= One (A Chorus Line song) =

Song by Marvin Hamlisch and Ed Kleban

"One" is a song from the musical A Chorus Line, with music by Marvin Hamlisch and lyrics by Ed Kleban.

A Chorus Line is framed around a group of dancers auditioning for roles in the chorus line of a musical; within the narrative, "One" is a song in the musical that the dancers are auditioning for, its lyrics a celebration of the musical's (unseen) star. "One" appears twice in A Chorus Line, first during the audition as the dancers struggle to memorize the choreography, and then at the close of the show as the eventual Broadway performance of the successful auditioners. In the final performance of "One", the dancers, whom the audience has come to know as individuals over the course of the show, wear identical costumes and become indistinguishable from each other as anonymous backup performers.

==Production==
Director Michael Bennett explained his view regarding the song's inception and placement within the show:

I want the audience to walk out of the theatre saying, 'Those kids shouldn't be in a chorus!' And I want people in the audience to go to other shows and think about what's really gone into making that chorus . . . It fades with them kicking. That's it. That's the end of the show. There are no bows. I don't believe in bows, just the fade out.

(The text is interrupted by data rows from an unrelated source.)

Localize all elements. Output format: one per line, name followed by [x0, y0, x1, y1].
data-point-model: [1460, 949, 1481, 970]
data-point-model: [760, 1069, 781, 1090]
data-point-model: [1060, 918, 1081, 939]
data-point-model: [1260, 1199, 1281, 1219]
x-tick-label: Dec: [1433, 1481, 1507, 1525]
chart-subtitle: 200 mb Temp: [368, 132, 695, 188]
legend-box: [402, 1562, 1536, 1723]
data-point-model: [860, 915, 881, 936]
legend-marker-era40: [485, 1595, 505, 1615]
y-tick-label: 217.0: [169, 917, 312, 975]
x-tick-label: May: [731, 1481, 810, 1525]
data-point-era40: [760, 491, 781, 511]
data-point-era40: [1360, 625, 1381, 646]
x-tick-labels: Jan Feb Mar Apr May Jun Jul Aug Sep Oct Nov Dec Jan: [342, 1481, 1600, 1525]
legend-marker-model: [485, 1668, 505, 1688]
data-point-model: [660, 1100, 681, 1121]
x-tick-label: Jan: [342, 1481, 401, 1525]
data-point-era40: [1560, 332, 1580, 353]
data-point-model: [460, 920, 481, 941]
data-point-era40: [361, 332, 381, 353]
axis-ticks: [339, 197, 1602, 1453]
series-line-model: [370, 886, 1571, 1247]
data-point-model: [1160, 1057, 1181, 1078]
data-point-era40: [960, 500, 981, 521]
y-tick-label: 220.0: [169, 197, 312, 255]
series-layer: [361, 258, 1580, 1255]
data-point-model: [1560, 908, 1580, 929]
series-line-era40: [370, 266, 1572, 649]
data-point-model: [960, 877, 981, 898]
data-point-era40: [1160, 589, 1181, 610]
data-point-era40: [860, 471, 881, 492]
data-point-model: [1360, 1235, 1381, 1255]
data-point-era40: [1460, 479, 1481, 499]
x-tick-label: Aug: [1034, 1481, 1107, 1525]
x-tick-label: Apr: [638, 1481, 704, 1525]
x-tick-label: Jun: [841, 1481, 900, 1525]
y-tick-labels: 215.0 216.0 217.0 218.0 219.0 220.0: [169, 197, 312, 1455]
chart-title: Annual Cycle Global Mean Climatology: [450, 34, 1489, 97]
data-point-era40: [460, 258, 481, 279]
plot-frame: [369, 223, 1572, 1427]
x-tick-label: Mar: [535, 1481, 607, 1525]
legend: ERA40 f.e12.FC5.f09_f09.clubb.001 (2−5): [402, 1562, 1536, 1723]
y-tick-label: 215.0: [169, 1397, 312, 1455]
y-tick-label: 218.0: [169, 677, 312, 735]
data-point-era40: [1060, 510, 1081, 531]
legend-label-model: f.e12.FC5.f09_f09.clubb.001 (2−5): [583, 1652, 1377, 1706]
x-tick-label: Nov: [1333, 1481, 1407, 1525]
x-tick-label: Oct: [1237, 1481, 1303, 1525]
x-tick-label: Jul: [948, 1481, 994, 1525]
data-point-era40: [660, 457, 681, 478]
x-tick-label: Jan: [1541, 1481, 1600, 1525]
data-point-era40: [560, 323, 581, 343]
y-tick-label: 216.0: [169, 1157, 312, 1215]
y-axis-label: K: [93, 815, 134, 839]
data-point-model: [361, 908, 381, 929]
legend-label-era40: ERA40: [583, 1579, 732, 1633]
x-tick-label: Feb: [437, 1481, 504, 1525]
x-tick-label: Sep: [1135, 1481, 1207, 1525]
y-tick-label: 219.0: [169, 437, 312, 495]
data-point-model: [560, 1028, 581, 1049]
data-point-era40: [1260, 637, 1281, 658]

That's what a dancer's life is.

Lyricist Edward Kleban described the song as difficult to write, because the lyrics had to "say nothing and everything at the same time."

==Critical reception==
CityBeat described the song as "the show’s greatest emotional wallop". The Davis Enterprise dubbed it the show's "signature tune". In June 2026, CBS News included the song in its list of the 250 essential American songs of the past 250 years.

==Other media==
In 1976, the Brady family performed the song in the pilot episode of The Brady Bunch Variety Hour.

On Sesame Street, it was covered by 10 Muppet numbers in a chorus line.

The Simpsons parodied the song in the episode "Treehouse of Horror V".

Catherine Zeta-Jones performed the song, with modified lyrics, in dedication to her husband Michael Douglas during the 2009 AFI Lifetime Achievement Award Ceremony.